Pass v. State

267 P. 206 | Ariz. | 1928

Leo Pass, hereinafter called defendant, was informed against for the crime of grand larceny, the property alleged to have been stolen being a Ford touring car. He was duly convicted thereof, and has appealed to this court. There are some five assignments of error, but we think we need consider only the last, which is that the verdict rendered is against the law and the evidence.

Larceny, under our statute, is defined as:

"The felonious stealing, taking, carrying, leading, or driving away the personal property of another." Pen. Code 1913, § 481.

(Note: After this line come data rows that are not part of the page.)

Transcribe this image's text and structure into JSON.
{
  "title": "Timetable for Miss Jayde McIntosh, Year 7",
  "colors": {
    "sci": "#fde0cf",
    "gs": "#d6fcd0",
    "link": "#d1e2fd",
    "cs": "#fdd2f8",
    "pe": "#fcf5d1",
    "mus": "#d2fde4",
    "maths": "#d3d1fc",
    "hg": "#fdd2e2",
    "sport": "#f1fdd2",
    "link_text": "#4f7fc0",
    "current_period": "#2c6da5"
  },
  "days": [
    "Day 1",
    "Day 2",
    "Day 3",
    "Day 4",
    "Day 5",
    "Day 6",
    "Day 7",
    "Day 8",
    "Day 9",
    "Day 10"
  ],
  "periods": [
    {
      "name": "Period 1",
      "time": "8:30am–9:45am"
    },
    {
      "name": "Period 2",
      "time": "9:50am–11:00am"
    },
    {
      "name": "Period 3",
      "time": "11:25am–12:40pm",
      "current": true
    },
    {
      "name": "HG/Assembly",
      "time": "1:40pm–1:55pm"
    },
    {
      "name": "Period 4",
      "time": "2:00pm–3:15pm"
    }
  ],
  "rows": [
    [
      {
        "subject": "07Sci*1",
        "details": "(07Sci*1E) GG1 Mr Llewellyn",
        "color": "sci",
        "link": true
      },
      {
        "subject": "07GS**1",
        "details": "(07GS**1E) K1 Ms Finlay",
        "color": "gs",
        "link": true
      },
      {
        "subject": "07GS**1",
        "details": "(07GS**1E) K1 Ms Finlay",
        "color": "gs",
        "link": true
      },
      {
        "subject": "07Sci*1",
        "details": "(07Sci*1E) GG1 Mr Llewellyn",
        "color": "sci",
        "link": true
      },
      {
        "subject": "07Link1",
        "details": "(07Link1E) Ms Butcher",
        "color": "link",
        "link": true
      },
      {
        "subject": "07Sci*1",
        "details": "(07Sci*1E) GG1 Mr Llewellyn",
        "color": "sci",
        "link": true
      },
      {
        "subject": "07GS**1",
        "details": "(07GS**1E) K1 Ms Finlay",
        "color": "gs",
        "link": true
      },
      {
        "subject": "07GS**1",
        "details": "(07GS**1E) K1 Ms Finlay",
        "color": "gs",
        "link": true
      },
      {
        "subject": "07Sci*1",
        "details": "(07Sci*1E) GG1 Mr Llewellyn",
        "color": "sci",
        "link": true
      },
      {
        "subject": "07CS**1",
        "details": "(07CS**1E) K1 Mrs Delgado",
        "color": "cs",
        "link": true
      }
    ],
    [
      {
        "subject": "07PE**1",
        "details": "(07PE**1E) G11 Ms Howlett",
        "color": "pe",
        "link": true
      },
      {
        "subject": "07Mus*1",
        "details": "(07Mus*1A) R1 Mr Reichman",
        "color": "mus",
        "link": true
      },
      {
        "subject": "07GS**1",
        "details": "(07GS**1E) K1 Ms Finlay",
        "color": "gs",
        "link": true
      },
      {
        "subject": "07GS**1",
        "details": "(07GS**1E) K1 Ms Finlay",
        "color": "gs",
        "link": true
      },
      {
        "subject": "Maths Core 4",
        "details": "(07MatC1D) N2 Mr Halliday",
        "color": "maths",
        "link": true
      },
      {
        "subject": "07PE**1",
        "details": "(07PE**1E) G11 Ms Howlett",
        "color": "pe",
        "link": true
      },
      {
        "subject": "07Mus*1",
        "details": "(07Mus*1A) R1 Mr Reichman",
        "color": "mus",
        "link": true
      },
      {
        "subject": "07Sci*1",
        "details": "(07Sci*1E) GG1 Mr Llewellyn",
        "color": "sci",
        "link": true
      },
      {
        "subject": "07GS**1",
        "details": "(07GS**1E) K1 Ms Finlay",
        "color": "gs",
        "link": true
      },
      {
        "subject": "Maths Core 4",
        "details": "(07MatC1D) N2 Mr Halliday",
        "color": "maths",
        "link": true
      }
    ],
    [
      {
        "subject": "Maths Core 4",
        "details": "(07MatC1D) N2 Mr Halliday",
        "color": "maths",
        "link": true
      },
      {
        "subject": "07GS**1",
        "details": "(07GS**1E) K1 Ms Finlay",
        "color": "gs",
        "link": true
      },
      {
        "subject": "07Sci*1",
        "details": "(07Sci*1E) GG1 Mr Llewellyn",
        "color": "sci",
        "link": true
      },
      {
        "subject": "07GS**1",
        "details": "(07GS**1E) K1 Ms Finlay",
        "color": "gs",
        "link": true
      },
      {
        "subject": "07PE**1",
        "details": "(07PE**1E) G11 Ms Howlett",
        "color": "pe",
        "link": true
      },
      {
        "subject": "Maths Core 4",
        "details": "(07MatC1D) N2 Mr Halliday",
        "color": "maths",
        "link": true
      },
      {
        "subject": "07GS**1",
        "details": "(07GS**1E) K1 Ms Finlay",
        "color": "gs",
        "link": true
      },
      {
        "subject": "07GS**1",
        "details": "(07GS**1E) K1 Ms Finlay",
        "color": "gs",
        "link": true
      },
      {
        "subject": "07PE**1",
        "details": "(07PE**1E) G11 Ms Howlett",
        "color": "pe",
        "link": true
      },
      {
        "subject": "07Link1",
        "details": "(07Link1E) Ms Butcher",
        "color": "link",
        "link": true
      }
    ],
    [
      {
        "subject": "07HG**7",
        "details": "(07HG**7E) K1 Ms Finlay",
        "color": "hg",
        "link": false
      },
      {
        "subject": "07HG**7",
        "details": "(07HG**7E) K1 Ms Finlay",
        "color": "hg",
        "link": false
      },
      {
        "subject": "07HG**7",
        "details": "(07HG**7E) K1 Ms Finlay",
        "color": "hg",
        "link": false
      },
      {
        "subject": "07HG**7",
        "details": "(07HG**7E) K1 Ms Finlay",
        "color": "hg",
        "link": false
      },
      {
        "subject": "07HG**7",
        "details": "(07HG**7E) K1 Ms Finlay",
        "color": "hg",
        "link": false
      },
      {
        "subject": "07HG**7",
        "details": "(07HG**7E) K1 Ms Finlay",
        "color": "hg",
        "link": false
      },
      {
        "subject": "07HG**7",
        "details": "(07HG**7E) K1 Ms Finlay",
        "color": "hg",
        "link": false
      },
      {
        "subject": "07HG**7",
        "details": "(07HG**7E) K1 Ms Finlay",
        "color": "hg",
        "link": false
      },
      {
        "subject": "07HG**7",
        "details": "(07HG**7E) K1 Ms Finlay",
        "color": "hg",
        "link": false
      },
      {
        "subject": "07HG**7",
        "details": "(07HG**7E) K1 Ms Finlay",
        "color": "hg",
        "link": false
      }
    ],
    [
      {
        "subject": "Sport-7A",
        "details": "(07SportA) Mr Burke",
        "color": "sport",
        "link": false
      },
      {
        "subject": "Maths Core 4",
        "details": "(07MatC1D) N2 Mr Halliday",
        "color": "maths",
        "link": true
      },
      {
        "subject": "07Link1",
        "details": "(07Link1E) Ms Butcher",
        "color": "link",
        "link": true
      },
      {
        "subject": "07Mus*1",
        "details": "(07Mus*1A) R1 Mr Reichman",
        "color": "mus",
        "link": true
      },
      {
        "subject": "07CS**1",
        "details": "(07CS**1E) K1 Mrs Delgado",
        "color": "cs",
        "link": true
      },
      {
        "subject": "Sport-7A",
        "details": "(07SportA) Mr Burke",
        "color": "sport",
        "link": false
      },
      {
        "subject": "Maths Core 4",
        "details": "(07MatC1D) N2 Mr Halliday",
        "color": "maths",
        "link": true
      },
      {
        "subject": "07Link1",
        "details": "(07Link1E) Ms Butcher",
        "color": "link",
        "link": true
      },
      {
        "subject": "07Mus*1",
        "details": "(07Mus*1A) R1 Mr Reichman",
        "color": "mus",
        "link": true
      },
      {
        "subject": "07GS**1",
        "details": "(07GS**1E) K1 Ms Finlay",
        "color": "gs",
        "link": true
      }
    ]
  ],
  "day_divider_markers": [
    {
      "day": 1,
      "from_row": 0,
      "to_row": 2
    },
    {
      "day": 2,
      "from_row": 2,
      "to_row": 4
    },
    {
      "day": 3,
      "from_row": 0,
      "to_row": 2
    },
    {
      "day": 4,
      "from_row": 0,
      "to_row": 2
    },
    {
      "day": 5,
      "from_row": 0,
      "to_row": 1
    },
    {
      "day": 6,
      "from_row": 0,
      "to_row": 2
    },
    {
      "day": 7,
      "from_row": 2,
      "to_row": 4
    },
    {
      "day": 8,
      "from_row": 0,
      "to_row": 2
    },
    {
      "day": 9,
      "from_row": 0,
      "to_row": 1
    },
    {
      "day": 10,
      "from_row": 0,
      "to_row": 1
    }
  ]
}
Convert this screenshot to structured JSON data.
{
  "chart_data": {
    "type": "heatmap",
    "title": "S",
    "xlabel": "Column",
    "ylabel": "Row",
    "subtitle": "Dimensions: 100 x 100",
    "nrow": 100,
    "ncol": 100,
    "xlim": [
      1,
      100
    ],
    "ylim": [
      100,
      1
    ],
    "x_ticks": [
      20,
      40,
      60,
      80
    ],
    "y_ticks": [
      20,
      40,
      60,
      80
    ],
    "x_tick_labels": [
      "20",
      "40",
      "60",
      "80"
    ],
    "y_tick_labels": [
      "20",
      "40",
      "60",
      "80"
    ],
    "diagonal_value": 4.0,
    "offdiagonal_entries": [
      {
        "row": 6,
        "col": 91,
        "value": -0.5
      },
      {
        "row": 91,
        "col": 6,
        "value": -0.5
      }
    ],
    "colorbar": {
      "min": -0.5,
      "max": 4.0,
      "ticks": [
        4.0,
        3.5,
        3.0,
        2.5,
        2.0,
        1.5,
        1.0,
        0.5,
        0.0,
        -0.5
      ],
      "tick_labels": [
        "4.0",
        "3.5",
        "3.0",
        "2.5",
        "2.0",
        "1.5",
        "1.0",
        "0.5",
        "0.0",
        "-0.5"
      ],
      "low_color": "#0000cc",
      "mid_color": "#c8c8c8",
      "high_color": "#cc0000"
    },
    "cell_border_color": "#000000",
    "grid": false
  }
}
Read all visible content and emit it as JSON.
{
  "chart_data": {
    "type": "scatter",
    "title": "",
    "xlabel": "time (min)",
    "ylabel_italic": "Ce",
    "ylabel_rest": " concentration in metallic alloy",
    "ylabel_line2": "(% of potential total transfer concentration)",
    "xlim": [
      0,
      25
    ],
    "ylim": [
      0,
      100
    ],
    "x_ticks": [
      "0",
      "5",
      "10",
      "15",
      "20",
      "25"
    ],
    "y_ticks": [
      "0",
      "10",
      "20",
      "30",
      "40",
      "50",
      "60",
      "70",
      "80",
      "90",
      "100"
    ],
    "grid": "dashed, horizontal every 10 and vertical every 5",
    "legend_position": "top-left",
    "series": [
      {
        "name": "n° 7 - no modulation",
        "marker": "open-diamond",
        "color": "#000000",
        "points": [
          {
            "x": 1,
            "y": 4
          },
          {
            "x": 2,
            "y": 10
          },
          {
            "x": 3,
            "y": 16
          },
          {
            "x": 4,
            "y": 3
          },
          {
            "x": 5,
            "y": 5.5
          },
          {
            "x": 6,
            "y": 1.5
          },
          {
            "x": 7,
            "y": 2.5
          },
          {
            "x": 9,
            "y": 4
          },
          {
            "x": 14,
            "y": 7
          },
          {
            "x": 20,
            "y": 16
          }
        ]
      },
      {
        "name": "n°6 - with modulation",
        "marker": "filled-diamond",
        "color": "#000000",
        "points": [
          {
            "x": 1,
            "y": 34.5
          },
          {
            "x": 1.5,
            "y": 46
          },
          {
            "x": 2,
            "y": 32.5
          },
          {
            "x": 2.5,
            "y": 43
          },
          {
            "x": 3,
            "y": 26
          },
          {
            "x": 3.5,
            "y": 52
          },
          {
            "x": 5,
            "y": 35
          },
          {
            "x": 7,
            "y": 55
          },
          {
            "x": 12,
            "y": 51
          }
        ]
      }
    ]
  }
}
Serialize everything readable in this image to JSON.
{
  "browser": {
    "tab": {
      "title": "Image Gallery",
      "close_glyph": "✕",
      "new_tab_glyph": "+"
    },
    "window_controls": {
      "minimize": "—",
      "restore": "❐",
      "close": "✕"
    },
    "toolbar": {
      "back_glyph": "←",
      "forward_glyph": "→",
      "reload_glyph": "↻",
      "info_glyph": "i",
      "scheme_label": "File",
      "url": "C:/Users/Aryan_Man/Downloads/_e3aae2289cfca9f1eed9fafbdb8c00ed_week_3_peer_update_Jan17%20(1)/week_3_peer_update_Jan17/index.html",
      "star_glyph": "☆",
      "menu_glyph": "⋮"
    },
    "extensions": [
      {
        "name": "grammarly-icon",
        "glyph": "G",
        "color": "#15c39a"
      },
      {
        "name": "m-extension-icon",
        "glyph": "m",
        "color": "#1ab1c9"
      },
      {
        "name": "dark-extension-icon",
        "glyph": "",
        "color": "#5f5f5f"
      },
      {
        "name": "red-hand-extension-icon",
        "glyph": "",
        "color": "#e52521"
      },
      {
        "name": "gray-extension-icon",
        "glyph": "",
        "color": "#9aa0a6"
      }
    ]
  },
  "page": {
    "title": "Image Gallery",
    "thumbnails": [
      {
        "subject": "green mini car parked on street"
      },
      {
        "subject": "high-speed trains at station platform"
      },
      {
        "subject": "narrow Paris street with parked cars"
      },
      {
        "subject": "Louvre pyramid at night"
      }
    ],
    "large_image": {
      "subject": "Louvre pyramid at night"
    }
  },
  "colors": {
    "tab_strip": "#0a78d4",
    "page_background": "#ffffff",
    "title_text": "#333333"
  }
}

Under this definition, the essentials of the crime of larceny are, first, the taking of the thing which is the subject of the crime from the possession of the owner into the possession of the thief; and, second, an asportation thereof. This was the rule at common law, and is also the rule under all the statutes, except possibly that of Texas. 36 C.J. 747. It is the act of taking which distinguishes larceny from its kindred offense of receiving stolen goods, for if a defendant had no part in taking the property, his subsequent connection with it, even his assistance to the thief in carrying it away or secreting it, will not render him guilty of larceny. People v. Disperati, 11 Cal.App. 469,105 P. 617; State v. Rechnitz, 20 Mont. 488, 52 P. 264;Rush v. State, *11 95 Tex.Crim. Rep., 255 S.W. 403. It follows therefrom that one who after a larceny has been completed merely aids in the further removal of the stolen goods is not a principal in the theft, but only an accessory after the fact or a receiver of stolen goods.Able v. Commonwealth, 5 Bush (Ky.) 698; Norton v. People, 8 Cowen (N.Y.) 136; Grace v. State, 83 Tex.Crim. Rep.,203 S.W. 896.

If, however, the larceny was committed pursuant to a conspiracy in which the asportation was the part to be performed by the defendant, he may be convicted as a principal in the larceny.State v. Morse, 12 Idaho 492, 86 P. 53; Martin v.State, 12 Okla. Cr. 510, 159 P. 940.

The evidence for the state in this case, taken at its strongest, consists of a written statement by defendant and an alleged corroborating statement made by one Alfonso Aguilar. The statement of the defendant is as follows:

"On September 5th, 1927, Labor Day, in the morning, I was at the pool hall at Second street and Madison street when Alfonso Aguilar came up. I was sitting outside. We talked awhile, and he asked me to wait for him there. I got up and went west on Madison street and met him. He was in a Ford touring car. I got in with him, and he told me the car was stolen. I told him I did not want to go with him, but he said, `No, come on along and we will strip this car.' We went west and south of the Murphy schoolhouse. He started to tear down a fence, and I stepped on the post and held the wire while he drove over it into some weeds and brush. We then took off the tires from the car, three tires and rims were complete and one casing. We took the tires about twenty-five yards away from the car and laid the tires on the ground and came back to town on foot part way and caught a ride the rest of the way. Alfonso then said, `Let's get someone to buy the tires.' Alfonso got Chick Clayton to drive him out in the country to get the tires. I waited at *12 the Lincoln schoolhouse, and when he came back he gave me $2.50 for my share. He told me he had sold the tires."

Aguilar, on the stand, admitted the stealing of the car from the corner of Second and Adams Streets, in the city of Phoenix, and that after stripping the same he sold the tires for $8. He denied absolutely that the defendant herein had anything to do with the stealing of the car or the sale of the tires, but in response to the question, "Did you pay any of this money to Leo Pass?" stated that he paid him $2.50 because he owed him the money. The above statement of the defendant and the extract from the testimony of Aguilar are the only portions of the evidence which in any way, shape, or fashion connect defendant with the larceny. Either separately or together, they show, at most, that he was an accessory after the fact or a receiver of stolen goods, as the larceny must have been fully completed at the time he first knew of it, while he was informed against and convicted as a principal in the crime of larceny. While the evidence would have sustained a conviction of being an accessory after the fact to the larceny of the automobile described in the information, or of receiving stolen goods, it is entirely insufficient on which to base a verdict of guilty of the offense set up. A defendant may not be charged with one crime and then convicted thereof on proof of an entirely different offense.

The judgment is reversed and the case remanded to the superior court of Maricopa county for a new trial.